Republicans in the Senate are coming up on their deadline to hold a vote on a healthcare reform proposal by the end of June, according to Politico.
When Republicans return to work Monday, they will have two weeks before the Fourth of July recess to settle on the biggest issues that have stirred disagreement about the reforms: what year to roll back the expansion of Medicaid, and how much to cut that program, which covers care for those with low income.
Also at issue is the cost of health insurance premiums, when to cut the taxes that paid for Obamacare, and whether or not to defund Planned Parenthood. The Republicans have to be able to get 50 out of the 52 Republican votes in the Senate to pass any healthcare reform bill, and getting three of the most conservative members — Rand Paul, R-Ky., Mike Lee, R-Utah, and Ted Cruz, R-Texas — will be a challenge, Politico reported.
Republicans ran in the 2016 elections on a promise to repeal Obamacare on "day one," but getting to where they are has taken months. The deadline was self-imposed, but meant to prioritize the vote so Republicans could move to other priorities.
"Putting it off is not going to make it any easier. A deadline is helpful because it tends to make people focus," said Sen. John Cornyn, R-Texas, according to Politico.

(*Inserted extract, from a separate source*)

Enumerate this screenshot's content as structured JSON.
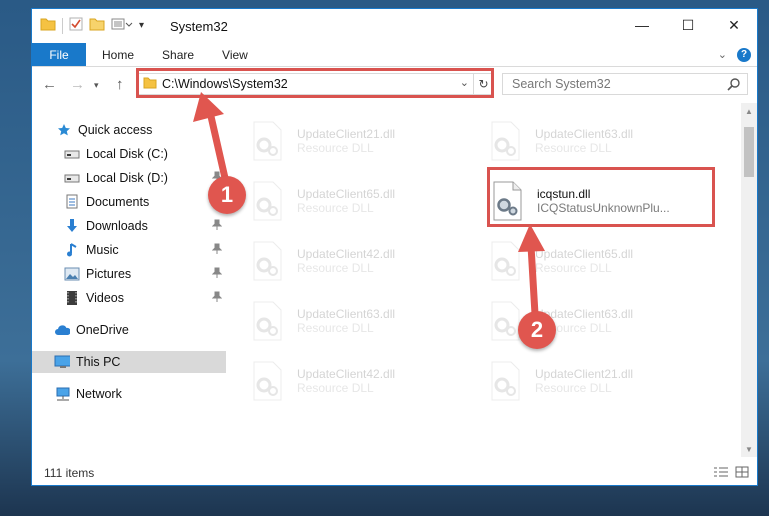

Politico's report said that meeting the deadline seems unlikely, since resolving the disputes is not the only job remaining. Republicans must write the rest of the bill, send the text to the Congressional Budget Office, await the CBO score, and ensure that 50 Republicans stay onboard during the legislation's procedural votes.
"You know, I thought that was a stretch anyway," Sen. Shelly Moore Capito, R-W. Va., said about the deadline.
The House of Representatives also is under pressure to approve the Senate bill instead of holding a conference to iron out differences between House and Senate. "If we can move a bill through the Senate that demonstrates we can get 50 Republicans to vote for something … maybe the House will take up our bill and act on it. That's probably the best-case scenario," Sen. John Thune, R-S.D., said.
Some legislators are saying they don't want to rush the bill. "I really don't want to see us vote before the July 4 break. I think it'd be too soon," Sen. Ron Johnson, R-Wis., said, according to CNN.
"I am pleased with the progress. I don't have a July 4 deadline," Sen. Mike Enzi, R-Wyo., said.